Dernière mise à jour : 20 oct. 2020

Article écrit par Nicolas Avci

Le récent incendie dans le camp de Moria, sur l’île grecque de Lesbos, qui a mis à la rue du jour au lendemain 8000 adultes et 4000 enfants, a (re)mis à l’ordre du jour la nécessité urgente de réformer le système migratoire européen et d’en finir avec la rétention des personnes migrantes.


Le mercredi 23 septembre, une semaine après son discours sur l’état de l’Union, dans lequel elle promettait notamment d’ « abolir » le Règlement de Dublin, Ursula Von der Leyen a enfin présenté le nouveau Pacte européen sur la migration et sur l’asile. Malheureusement, malgré quelques maigres avancées, ce nouveau Pacte migratoire s’annonce dores et déjà comme une occasion manquée pour l’Union de changer radicalement les choses et de s’orienter vers une réelle justice migratoire. Nous le verrons, ce nouveau Pacte poursuit une approche toujours plus restrictive des migrations et semble céder face aux revendications des gouvernements les plus nationalistes d’Europe.
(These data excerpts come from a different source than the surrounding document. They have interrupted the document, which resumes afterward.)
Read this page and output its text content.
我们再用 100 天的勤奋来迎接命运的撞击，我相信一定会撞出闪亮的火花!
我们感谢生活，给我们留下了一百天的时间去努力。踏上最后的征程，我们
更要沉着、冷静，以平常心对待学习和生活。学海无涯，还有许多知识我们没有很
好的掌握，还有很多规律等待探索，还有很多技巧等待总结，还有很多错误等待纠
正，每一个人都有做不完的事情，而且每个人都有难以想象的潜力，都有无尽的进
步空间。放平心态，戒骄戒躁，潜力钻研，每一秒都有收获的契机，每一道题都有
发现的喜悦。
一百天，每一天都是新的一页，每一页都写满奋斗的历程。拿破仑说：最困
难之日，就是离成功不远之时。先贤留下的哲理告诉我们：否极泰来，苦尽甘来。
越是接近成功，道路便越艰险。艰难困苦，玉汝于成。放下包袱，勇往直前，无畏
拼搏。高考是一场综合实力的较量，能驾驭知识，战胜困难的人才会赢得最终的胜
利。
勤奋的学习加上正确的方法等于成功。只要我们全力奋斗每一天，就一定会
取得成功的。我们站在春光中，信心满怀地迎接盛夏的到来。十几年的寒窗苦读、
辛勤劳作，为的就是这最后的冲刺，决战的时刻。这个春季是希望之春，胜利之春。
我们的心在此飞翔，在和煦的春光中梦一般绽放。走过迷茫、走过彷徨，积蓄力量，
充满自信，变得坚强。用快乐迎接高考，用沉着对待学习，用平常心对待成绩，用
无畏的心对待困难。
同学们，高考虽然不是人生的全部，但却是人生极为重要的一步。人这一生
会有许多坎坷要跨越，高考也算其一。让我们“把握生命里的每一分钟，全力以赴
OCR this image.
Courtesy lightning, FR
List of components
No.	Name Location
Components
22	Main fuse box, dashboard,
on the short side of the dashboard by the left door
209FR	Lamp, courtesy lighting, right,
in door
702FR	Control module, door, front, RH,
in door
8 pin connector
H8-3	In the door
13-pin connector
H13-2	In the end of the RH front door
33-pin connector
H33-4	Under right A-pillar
i. La fausse promesse d’abolition de Dublin


L’unique consensus parmi les Etats membres était la nécessité d’abolir le Règlement de Dublin, qui a prouvé depuis la crise migratoire de 2015 ses limites et son inefficacité. Adopté en 2003 et réformé à trois reprises, le Règlement de Dublin constitue la pierre angulaire du système migratoire européen. Il permet de désigner un seul Etat responsable d’une demande d’asile avec un principe innovant sur papier : une série de critères hiérarchiques afin de déterminer cet Etat. Souvent, le pays responsable de la demande d’asile sera celui dans lequel le migrant fait son entrée sur le territoire. Seulement, en pratique, ce système fait peser toute la charge migratoire sur pays au Sud de l’Europe (Italie, Grèce, Malte). La conséquence est désormais connue, un entassement de femmes, d’hommes et d’enfants dans des camps surpeuplés, aux conditions inhumaines et dégradantes (de la Cour de Justice de l'Union: affaire H.H. c. Grèce; N.S;. et, de la Cour européenne des droits de l'Homme: MSS c. Belgique et Grèce; H.A. et autres c. Grèce). D’autre part, ce système a mis en avant le manque de solidarité des autres Etats membres pour accueillir les personnes migrantes. Le dernier exemple nous vient de Maggie De Block, l’ancienne ministre belge de l’Asile et de la Migration, qui a d’abord proposé d’accueillir 12 mineurs non accompagnés après la destruction du camp de Moria. Face à la polémique, la Belgique accueillera finalement entre 100 et 150 personnes.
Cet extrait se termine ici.